Jezebel came back with a ratty white summer dress and a pair of worn-out brown mules. She tossed them on the bed, on top of Nadine.
“Put them on,” I told her. Slowly she sat up, and took off the robe, showing arms covered with track marks and sores. Slowly, as if she were lifting a hundred pounds, she pulled the dress over her head and slipped the shoes onto her feet. The dress didn't cover up her arms enough. I took off my jacket and eased her arms into it. It was like picking up a doll. She didn't help and she didn't resist.

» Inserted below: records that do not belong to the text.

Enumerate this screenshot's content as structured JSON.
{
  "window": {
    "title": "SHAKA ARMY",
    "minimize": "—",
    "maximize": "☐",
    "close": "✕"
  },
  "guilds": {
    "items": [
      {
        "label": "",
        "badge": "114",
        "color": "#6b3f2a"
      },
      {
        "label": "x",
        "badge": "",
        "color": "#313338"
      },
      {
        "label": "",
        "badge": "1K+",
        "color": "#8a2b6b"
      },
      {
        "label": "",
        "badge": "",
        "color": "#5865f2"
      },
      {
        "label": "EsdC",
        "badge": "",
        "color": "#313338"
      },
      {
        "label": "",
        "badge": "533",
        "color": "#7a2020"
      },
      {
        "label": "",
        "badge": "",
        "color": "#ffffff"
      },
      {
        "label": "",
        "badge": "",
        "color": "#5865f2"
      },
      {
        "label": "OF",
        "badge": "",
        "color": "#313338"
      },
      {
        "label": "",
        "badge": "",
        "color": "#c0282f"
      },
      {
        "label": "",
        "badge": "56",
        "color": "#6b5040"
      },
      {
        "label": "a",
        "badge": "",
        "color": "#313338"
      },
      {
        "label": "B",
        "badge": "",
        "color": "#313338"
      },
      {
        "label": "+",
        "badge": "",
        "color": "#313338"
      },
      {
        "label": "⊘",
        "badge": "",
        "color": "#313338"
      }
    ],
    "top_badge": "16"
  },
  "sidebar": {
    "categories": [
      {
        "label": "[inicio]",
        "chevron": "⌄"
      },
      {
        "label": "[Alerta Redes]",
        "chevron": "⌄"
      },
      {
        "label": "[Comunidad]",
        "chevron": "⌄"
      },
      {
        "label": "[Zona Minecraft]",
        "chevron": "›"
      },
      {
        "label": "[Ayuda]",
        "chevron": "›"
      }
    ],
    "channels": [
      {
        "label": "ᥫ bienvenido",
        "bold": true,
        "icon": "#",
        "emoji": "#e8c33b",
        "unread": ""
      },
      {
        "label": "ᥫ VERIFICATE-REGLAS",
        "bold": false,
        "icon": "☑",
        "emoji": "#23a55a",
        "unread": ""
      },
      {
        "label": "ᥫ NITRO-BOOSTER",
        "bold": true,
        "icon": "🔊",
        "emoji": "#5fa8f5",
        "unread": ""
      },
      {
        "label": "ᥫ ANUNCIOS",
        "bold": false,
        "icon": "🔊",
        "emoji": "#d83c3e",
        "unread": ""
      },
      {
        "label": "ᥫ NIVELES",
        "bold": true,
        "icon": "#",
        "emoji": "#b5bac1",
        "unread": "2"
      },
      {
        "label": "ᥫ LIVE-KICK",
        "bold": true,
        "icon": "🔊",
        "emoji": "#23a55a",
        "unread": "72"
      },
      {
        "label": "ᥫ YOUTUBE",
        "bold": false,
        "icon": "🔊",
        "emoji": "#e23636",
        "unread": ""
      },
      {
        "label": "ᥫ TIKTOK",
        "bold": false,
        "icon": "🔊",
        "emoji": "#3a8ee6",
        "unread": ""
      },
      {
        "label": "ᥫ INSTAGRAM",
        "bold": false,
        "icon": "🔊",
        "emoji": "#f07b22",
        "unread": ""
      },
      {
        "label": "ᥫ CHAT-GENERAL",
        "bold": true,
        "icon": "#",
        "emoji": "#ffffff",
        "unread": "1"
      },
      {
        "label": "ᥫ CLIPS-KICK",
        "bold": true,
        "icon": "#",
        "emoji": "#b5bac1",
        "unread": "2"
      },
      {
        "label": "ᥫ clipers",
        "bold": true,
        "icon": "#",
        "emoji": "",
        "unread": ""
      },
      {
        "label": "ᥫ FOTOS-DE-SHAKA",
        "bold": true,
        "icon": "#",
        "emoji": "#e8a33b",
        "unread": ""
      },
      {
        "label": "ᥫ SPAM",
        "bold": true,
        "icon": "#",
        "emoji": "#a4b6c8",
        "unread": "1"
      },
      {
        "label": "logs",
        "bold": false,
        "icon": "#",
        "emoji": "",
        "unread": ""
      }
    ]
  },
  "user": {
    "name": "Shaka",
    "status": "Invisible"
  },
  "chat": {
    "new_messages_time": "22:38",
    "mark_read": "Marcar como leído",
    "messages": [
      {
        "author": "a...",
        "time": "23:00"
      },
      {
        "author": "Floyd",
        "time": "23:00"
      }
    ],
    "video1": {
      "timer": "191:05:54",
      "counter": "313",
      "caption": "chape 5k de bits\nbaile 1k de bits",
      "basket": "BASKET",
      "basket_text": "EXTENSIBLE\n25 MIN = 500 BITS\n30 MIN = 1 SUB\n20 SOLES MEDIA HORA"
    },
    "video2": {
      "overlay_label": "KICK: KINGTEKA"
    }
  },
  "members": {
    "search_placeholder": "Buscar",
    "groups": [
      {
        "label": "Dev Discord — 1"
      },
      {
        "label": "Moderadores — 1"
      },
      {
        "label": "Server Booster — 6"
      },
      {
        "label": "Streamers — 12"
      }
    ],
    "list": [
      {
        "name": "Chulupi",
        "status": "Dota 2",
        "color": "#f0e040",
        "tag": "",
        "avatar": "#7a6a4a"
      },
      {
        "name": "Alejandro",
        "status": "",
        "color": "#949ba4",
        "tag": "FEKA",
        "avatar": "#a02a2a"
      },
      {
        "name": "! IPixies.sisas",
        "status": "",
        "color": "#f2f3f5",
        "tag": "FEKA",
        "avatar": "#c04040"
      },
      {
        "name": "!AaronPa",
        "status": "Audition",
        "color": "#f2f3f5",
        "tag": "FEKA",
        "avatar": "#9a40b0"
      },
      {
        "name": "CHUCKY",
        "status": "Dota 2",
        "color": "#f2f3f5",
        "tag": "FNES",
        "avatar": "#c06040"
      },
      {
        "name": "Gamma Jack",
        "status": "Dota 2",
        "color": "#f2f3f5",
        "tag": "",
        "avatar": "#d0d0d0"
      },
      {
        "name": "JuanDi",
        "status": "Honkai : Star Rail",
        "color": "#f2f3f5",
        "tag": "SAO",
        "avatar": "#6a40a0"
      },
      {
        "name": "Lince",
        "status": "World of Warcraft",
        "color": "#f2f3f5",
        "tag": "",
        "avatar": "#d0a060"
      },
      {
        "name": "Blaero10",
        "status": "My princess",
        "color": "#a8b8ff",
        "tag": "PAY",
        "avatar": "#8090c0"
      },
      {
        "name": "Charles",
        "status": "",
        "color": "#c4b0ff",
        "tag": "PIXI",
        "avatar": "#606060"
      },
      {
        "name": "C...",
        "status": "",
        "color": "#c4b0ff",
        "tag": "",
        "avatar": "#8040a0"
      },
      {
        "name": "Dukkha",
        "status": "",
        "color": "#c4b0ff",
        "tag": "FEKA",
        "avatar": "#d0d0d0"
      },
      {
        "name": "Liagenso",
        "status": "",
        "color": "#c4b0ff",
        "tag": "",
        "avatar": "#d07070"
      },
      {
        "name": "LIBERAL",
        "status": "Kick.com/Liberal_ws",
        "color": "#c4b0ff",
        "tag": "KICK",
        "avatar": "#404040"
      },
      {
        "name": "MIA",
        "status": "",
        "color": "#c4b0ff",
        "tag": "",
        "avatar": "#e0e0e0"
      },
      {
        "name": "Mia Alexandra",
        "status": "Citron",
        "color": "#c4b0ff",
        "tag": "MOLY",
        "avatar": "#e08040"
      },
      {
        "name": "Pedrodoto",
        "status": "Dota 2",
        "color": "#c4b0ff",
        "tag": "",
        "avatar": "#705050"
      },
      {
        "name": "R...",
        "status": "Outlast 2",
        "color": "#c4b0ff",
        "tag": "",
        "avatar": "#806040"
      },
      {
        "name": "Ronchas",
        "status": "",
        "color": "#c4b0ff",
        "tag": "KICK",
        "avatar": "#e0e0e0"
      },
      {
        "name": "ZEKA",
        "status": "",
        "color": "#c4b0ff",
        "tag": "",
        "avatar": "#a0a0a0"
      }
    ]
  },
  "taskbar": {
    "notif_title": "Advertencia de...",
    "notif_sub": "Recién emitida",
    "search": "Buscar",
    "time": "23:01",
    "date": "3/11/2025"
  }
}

Jezebel reached into a pocket of her dress and pulled out a handful of papers. I didn't count them. I figured whatever she gave me was the best I was getting out of her. I took them and put them in my purse. Nadine followed the papers with her eyes, and for the first time I saw an expression on her face. Hunger.
“Come on,” I said to Nadine. “We're going.” She stood up slowly, wobbling a little. I took her arm with my hand, to balance her, and we walked out.
We were halfway to my apartment when I realized Nadine had no idea who I was or where we were going. So I told her the whole story. About how someone hired me and I thought it was her parents and it wasn't, and how I got framed for murder, and how it turned out to be Jim, and he was dead now and this was his car, which was mine now.
“So?” she said at the end. It was the first time she had spoken. Her voice was small and young.
“What do you mean?” I said. We were on my block. I saw an empty spot across the street and I parked the car.